ぬいぐるみは典型的な動物をモチーフにしたものではなく、美少女アニメチックな少女をモチーフにしているようだ。

ちなみにペタン座りである。

 

「…………むぅ」

 

(別にアニメキャラのぬいぐるみだからと言って問題ない。しかし、問題は部分を構成しているパーツだ)

 

「黄色のロングヘアー、黄色ではなくここは金髪か。身につけている服は黒を基調としたドレス?ネグリジェ?とりあえずやたら露出度が高い。そしてやたら襟が尖ったマント……」

 

既視感を覚える。

このぬいぐるみ他人事の気がしない。

現にマントを除けば今私が身につけている服装と、このぬいぐるみの衣装は全く同じといっていい。

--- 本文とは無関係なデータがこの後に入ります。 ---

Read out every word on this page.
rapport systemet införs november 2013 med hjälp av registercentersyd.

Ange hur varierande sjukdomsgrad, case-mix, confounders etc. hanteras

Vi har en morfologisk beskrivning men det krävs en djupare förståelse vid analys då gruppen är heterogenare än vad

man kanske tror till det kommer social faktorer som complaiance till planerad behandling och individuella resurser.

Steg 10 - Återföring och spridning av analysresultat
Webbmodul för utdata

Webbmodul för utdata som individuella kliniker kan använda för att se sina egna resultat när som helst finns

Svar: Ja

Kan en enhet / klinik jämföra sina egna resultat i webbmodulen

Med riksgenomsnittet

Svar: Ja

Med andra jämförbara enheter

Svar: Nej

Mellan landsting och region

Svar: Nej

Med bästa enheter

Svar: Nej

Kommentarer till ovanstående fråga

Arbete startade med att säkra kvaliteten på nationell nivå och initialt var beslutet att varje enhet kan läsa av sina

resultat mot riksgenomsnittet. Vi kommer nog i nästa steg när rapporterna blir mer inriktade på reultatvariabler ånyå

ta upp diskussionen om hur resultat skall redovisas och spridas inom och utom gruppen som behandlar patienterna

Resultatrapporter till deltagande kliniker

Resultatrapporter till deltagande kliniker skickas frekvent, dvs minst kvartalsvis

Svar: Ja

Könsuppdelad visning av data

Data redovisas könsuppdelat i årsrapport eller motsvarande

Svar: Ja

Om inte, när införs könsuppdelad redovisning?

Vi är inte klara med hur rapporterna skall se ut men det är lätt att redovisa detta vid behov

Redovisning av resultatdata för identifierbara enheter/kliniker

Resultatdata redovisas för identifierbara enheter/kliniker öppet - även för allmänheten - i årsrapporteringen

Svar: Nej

『このぬいぐるみ私じゃね?』という疑問はとうに頭の中に出ている。

なんだ?どういうことだ?

 

「ちなみにそのマントは着脱式になっております」

 

そうか、そこは別に問題じゃないなんだが。茶々丸に言うべきか、どう見てもこれは

 

「茶々丸……このぬいぐるみなんだが、……これ、なんというか私に似て」

 

「グッドナイト†エヴァ。そのぬいぐるみは魔法関係者の間でカルト的人気を誇る、マスターを題材にしたシリーズ作品のグッズの内の一つです」

 

「は?」

 

(なんだそれは。私が題材のシリーズ物?そのぬいぐるみ?)

 

茶々丸が語った内容を頭の中で反復するものの、思考が追いつかない。理解に至らない。

そして何より……

 

「え、これ、まほネットで売ってるって……」

 

「はい、グッドナイト†エヴァちゃんは今年で10周年の人気作品です。今から10周年イベントが楽しみで仕方がありません」

 

「…………」

 

私は開いた口が塞がらなかった。